Five parents filed a complaint with the state over use of the new Algebra 1 book, and, after a protracted battle, forced the district to establish an "instructional online interactive forum" for Algebra 1 students and adopt new regulations for pilot programs as part of a settlement on the controversy over use of a textbook. Crisp said she worries about some 800 students who spent a year studying from a textbook hastily adopted in the frenzy to align with Common Core. The district later disavowed the book.
“Common Core is forcing districts to re-think math curriculum,” Crisp said. “And in cases like ours, they are making poor decisions.”
McCluskey said school districts are “flailing to try to adopt curriculum that will prepare students for Common Core, but there is no real standard.
“What we’re seeing is the market flooded with curriculum that claims to be Common Core aligned,” McCluskey said.
While the Obama administration has embraced Common Core, the plan was actually drawn up by the National Governors Association and the Council of Chief State School Officers. Carissa Miller, deputy executive director of Council of Chief State School Officers, bristles at the suggestion that Common Core seeks to impose a Washington-based, politically correct curriculum on local districts.
“It’s a misperception,” Miller said. “States have had standards for a long time. This would just set common standards, and standards are not curriculum.”
As an example, Miller cites a third-grade writing standard in which students must be able to recall information from print or digital sources, write notes on it and then sort it into relevant categories. The process, Miller notes, is the same for all students. But the source materials used to prepare for it are up to the teacher or district.

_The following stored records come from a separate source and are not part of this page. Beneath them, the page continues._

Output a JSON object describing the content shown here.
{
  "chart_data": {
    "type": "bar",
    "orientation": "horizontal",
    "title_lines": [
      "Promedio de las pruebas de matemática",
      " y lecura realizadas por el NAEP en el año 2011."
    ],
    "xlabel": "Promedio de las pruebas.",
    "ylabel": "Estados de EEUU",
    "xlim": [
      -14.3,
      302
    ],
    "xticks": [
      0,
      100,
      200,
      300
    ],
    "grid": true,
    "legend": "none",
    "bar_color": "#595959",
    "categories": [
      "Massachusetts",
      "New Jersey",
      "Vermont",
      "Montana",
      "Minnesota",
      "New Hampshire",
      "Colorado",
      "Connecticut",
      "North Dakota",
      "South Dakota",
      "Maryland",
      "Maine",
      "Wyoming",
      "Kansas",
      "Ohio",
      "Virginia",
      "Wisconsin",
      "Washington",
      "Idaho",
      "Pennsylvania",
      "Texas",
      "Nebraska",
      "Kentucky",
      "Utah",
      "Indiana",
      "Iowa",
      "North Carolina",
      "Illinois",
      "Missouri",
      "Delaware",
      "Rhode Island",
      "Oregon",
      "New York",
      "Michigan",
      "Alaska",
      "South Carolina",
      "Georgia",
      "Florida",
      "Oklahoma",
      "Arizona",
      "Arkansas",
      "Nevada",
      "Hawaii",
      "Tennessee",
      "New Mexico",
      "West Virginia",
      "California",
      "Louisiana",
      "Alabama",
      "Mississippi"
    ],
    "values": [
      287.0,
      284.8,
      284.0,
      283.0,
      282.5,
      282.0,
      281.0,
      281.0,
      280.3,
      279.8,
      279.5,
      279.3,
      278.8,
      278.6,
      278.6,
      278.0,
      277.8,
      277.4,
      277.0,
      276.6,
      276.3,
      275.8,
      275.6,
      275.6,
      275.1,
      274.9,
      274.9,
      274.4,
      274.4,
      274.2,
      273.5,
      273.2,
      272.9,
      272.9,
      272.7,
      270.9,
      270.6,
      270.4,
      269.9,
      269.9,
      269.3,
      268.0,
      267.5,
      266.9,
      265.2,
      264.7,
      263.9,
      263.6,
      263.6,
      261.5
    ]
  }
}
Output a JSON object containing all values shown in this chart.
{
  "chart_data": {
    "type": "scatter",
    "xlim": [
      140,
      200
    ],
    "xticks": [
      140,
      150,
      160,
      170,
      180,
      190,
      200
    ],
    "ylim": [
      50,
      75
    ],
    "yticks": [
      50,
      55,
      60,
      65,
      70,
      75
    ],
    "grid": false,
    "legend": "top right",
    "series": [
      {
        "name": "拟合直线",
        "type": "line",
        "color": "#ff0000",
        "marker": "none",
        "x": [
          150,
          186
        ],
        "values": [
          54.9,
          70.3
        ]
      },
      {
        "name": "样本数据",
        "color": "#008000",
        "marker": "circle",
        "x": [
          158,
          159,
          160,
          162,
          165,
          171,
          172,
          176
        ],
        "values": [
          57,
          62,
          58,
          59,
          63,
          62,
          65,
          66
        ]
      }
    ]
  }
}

David Coleman, whose nonprofit Student Achievement Partners was hired by the National Governors Association to design the Common Core standards, said parents should look at the standards set forth before deciding whether they are good or bad for their children.
“They are a set of standards that we expect kids to know,” said Coleman, now president of the College Board, where he is redesigning the SAT to reflect Common Core standards.. “It is not taking away any kind of state or district rights to say how or what kids are taught.
"Any time you do something new, there’s always concern. It is valid for parents to be concerned. But with more information, it will become apparent that this is simply setting a high bar and having a uniform standard across the nation.”
Proponents say that because Common Core only applies to math and reading, fears that revisionist history or agenda-driven social studies will find their way into K-12 textbooks are unfounded. But in McCluskey’s words, “standards are designed to set a box around curriculum,” meaning whatever is on the test will have to be taught.
Phyllis Schlafly of The Eagle Forum goes even further.
“Common Core means federal control of school curriculum, i.e., control by Obama administration left-wing bureaucrats,” wrote Schlafly. “The control mechanism is the tests (called assessments). Kids must pass the tests in order to get a high school diploma or admittance to college. If they haven’t studied a curriculum based on Common Core standards, they won’t score well on the tests.”